9 Reasons Why Baby Showers Are the Absolute Worst
Wow, congrats on getting pregnant, friend. Can you just spare us and let us mail you some diapers direct from Amazon? Because NOBODY wants to go to your stupid baby shower.
Just take this 3-pack of onesies as a token of our support for your decision to have unprotected sex and make a human. Good work. How about some burp cloths? We don’t even know what they’re for, but according to every baby shower ever you can never have too many, so just take them all. Please, please, PLEASE do not make us actually come to your baby shower. Our list of reasons is long and true.
There will be no booze.
What kind of party is this? At least at a bridal shower there’s a sliver of a chance of seeing some helicopter action. Or whiskey. Do all pregnant women like to sit quietly indoors and sip lemonade from paper cups? Is that a thing now? And if you BYOB, you’re suddenly the jerk who’s getting wasted on homemade bloody mary’s (vodka from a flask and some tomato juice we found in the back of your fridge) in front of the glowing mother-to-be.
The games. Dear Lord, the games.
“Oh hey, let’s melt some candy bars in a diaper so it looks like a pile of crap, and then make people guess if it’s a Snickers or a Baby Ruth!” Do not do this. If this happens at the next baby shower we go to, we’re going to use one of those diapers and then stick it in there with the rest of them. THAT sounds like fun.
Something tells us none of these are veterinarian-grade horse tranquilizers. Boo.
You know what would be fun? Sitting quietly and taking a test!
Just kidding. If we wanted to take a test, we would have gone to a college that had grades and actually done something with our life.
We guess since there is no booze these aren’t *technically* a choking hazard. Although, as far as we’re concerned, this is more of a double-fault than a plus.
Pregnancy is full of sweet surprises!
Like preeclampsia! And mucus plugs! Listen, we will sip your watery lemonade, and clap when you pull another pacifier out of a gift bag, but don’t make us pretend there isn’t something with fingernails growing inside you, cool?
And why is eating baby-shaped things okay all of a sudden?
We know we may have come across as slightly anti-baby, but that does not mean we want to chow down on one.

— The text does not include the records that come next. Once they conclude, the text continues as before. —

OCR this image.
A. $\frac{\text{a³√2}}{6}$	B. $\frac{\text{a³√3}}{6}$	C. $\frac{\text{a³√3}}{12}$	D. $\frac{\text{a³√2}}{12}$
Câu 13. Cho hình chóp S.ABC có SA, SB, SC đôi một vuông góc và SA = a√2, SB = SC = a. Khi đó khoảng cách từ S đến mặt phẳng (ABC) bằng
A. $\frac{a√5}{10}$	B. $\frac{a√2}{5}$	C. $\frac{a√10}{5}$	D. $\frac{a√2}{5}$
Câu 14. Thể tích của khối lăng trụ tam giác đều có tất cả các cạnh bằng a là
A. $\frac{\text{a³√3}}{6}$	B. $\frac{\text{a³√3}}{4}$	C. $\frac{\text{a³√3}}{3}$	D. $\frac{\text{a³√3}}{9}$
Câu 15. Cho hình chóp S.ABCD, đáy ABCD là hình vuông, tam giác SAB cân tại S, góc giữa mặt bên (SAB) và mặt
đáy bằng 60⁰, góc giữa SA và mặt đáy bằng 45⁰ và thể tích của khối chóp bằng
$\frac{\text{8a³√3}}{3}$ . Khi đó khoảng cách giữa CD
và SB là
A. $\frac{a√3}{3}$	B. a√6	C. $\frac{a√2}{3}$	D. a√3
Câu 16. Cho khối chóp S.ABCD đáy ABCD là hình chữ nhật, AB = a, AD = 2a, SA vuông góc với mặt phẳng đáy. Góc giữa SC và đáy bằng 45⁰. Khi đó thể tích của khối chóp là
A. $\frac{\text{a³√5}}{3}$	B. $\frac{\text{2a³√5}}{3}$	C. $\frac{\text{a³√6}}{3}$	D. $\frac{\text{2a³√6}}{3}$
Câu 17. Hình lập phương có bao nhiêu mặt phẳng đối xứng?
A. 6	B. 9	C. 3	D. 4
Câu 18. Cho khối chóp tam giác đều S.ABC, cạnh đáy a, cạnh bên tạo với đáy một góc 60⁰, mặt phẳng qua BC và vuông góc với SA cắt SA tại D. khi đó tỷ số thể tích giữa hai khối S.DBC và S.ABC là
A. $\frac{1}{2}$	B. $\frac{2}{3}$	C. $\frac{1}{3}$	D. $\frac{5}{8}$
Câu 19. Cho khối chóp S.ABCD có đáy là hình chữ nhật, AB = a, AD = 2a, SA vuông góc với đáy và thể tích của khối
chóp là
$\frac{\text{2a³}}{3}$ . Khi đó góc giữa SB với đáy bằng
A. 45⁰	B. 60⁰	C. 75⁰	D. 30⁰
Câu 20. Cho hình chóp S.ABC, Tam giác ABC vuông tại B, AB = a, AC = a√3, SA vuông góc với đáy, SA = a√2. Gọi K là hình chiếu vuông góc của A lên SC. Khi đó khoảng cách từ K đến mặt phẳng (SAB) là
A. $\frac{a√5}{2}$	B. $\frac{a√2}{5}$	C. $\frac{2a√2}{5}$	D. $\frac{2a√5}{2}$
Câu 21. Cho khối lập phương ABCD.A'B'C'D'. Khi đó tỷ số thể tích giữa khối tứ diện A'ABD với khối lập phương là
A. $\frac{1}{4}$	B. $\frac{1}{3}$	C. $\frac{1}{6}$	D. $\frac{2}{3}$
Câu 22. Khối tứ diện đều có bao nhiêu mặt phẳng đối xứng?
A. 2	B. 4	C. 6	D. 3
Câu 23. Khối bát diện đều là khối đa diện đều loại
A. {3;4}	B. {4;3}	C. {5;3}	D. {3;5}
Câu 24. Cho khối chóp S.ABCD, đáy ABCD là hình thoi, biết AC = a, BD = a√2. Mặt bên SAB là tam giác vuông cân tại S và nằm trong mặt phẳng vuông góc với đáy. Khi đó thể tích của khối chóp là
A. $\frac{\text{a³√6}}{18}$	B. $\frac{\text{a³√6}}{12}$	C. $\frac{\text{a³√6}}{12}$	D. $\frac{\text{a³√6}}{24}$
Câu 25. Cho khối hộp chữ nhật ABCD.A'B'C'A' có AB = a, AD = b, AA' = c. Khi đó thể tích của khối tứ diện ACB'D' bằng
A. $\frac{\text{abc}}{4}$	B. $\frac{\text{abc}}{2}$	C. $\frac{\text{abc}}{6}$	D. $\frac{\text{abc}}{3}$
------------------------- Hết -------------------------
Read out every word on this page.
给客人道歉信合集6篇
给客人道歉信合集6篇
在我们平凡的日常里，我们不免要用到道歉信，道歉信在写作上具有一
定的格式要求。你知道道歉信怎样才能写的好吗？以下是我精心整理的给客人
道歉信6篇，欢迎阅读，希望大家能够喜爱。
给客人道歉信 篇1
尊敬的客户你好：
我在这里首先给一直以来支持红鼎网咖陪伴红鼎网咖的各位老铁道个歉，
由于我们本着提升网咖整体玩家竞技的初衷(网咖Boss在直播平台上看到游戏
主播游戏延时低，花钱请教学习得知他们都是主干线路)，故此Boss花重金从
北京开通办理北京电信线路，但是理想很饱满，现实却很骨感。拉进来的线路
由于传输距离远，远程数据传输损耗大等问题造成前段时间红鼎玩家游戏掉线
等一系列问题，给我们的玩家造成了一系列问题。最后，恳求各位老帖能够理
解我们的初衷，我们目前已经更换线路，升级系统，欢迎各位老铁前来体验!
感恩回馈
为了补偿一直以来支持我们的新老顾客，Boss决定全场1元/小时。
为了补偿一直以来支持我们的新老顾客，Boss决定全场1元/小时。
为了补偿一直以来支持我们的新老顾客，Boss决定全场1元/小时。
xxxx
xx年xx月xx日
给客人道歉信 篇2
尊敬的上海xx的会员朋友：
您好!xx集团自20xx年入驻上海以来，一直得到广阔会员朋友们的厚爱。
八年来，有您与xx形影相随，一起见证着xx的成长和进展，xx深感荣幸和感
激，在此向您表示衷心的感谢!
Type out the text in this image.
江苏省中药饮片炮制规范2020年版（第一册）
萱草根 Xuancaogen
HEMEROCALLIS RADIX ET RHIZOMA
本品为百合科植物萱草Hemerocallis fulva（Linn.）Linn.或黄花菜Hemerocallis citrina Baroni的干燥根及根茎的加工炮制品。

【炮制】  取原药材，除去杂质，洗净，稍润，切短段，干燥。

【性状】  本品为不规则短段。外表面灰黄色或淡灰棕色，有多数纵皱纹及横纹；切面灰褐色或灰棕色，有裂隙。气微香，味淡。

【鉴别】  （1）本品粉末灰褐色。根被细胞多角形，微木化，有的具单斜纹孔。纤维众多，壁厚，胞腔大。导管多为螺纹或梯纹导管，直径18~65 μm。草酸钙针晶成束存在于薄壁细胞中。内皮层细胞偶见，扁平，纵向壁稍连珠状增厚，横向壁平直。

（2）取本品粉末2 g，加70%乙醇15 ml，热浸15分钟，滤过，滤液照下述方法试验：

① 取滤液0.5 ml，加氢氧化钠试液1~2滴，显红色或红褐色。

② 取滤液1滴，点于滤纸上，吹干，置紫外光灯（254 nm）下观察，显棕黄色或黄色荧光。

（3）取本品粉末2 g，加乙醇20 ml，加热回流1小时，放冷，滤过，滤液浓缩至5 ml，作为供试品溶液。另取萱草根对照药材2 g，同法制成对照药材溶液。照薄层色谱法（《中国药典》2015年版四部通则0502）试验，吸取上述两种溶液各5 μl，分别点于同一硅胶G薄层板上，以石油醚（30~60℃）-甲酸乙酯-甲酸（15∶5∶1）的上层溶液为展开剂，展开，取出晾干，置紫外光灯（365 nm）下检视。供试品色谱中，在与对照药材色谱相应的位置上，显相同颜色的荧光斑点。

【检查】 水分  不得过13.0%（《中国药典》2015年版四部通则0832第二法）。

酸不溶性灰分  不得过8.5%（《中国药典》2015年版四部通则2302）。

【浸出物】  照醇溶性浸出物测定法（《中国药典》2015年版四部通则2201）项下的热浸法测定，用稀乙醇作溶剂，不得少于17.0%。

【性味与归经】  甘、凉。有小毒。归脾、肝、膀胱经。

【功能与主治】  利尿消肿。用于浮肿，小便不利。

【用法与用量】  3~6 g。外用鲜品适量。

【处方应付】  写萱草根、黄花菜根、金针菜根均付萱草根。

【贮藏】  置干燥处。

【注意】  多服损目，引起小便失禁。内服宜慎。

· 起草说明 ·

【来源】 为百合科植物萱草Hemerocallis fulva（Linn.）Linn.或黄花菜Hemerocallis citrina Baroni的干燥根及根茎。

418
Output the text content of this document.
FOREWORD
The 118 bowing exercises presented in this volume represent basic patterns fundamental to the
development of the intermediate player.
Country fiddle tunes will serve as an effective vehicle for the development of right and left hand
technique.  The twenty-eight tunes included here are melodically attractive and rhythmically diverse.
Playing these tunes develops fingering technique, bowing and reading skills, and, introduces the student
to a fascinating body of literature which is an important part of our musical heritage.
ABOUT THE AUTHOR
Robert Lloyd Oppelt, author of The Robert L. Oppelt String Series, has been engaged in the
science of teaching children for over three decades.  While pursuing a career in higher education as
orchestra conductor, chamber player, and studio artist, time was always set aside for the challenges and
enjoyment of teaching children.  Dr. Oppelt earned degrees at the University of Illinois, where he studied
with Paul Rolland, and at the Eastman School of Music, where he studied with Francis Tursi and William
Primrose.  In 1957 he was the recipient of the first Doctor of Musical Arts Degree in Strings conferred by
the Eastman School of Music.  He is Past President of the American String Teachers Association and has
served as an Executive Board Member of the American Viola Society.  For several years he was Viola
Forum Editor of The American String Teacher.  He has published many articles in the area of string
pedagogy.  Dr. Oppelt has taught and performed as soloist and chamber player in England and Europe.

Seriously, WTF, you guys.
This is straight-up a picture of a fetus that you’re supposed to eat.
A line has been crossed at this point. Maybe if you filled a plastic sack with some pulled pork and called it “placenta,” we would be cool with that. MAYBE. But “eat this picture of my unborn child” is just a *touch* too much for us.
At least we’re not the only one who’s having a bad time.
We can basically imagine how all of these scenarios got started. Please do not invite us to your baby shower.